The painting depicts a group of luminous red apples arranged in an almost monumental manner in the foreground. The fruits appear heavy, compact, and are modeled through strong light-shadow contrasts. Their rounded forms stand out clearly against the dynamic, expressive background. This is characterized by intense green tones and yellowish shimmering areas that suggest a garden-like setting. The brushstrokes are dynamic and multilayered, in places almost impasto, so that the ground and foliage appear in vibrant motion. A certain dramatic atmosphere pervades the contrasting colors, making the apples the main protagonists of a powerful natural ensemble.
The work can be classified within Evard’s late phase, in which he returned more strongly to the representation of nature after his strictly constructivist, almost purist pictorial compositions of the 1920s and early 1930s. Evard, one of the early representatives of Swiss Concrete art and often situated within the context of modernist avant-gardes, combined representational motifs with a distinctly expressive use of color in his later works. Particularly in the 1940s, a period marked by political and social upheaval, Evard increasingly turned to an intense, emotionally charged manner of painting in which color served as the central means of expression.

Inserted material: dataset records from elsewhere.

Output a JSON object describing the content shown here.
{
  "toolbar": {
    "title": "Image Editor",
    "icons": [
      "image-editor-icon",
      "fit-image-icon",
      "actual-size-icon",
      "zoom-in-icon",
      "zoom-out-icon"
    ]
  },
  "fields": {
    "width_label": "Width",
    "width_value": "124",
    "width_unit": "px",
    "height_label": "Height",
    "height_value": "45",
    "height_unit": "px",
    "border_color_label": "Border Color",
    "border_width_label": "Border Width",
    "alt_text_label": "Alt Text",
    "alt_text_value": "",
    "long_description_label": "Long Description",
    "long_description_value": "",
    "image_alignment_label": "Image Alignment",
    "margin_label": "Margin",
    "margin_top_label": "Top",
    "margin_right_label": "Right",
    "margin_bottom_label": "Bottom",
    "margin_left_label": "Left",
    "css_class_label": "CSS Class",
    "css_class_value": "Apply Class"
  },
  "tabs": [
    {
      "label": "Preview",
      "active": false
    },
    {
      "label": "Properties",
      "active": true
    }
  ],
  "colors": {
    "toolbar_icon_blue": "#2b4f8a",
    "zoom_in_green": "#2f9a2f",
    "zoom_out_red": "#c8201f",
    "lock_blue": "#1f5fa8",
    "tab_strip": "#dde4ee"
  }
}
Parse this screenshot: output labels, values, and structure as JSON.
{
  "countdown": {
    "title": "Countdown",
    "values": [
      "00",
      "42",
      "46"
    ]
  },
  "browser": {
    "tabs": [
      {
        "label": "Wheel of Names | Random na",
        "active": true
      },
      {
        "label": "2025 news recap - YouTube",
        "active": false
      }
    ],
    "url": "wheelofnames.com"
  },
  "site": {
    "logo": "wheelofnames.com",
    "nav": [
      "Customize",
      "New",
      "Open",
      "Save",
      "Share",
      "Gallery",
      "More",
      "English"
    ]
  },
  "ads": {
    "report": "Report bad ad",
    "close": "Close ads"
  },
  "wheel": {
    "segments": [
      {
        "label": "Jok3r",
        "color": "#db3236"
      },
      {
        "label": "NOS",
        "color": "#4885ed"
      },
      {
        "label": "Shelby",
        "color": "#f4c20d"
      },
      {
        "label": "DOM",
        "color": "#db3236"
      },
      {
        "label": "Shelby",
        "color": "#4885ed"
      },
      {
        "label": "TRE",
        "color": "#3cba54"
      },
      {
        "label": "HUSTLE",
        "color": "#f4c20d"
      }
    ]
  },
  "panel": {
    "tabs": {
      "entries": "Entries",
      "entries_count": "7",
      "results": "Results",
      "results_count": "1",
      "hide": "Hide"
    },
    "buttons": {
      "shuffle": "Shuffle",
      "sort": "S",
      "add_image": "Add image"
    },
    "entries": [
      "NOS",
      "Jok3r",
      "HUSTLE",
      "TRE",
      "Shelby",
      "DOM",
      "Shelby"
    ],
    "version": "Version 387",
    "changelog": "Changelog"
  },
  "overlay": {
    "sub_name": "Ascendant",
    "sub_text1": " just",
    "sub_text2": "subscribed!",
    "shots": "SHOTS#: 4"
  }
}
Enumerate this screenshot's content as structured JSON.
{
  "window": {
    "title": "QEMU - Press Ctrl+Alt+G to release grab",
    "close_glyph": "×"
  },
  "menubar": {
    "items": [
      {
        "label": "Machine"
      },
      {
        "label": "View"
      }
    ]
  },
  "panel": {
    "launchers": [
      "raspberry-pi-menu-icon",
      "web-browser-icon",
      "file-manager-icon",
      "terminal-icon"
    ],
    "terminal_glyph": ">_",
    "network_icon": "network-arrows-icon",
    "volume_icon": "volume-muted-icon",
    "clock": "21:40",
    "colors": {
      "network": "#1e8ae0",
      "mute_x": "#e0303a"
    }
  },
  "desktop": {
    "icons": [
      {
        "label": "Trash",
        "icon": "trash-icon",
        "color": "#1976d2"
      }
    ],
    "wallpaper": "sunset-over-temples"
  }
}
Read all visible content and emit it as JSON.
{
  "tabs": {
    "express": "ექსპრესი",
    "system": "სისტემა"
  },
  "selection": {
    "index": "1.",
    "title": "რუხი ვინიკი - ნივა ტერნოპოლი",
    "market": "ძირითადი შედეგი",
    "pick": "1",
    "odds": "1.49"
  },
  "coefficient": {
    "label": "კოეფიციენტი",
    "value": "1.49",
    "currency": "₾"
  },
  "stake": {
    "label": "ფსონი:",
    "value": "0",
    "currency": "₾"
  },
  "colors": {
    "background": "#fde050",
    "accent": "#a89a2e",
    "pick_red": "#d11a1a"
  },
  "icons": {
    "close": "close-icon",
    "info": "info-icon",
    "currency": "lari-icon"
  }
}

In this painting, his particular ability to transform the genre of still life into an expressive, almost symbolic form becomes evident. The apples appear not merely as naturalistic fruits, but as energetic color elements that are elevated from their surroundings and radiate an inner force. The composition appears condensed and charged with tension, although it does not represent a real space, but rather a color-saturated resonance space reminiscent of expressionist landscape painting such as that of Vincent van Gogh (1853–1890).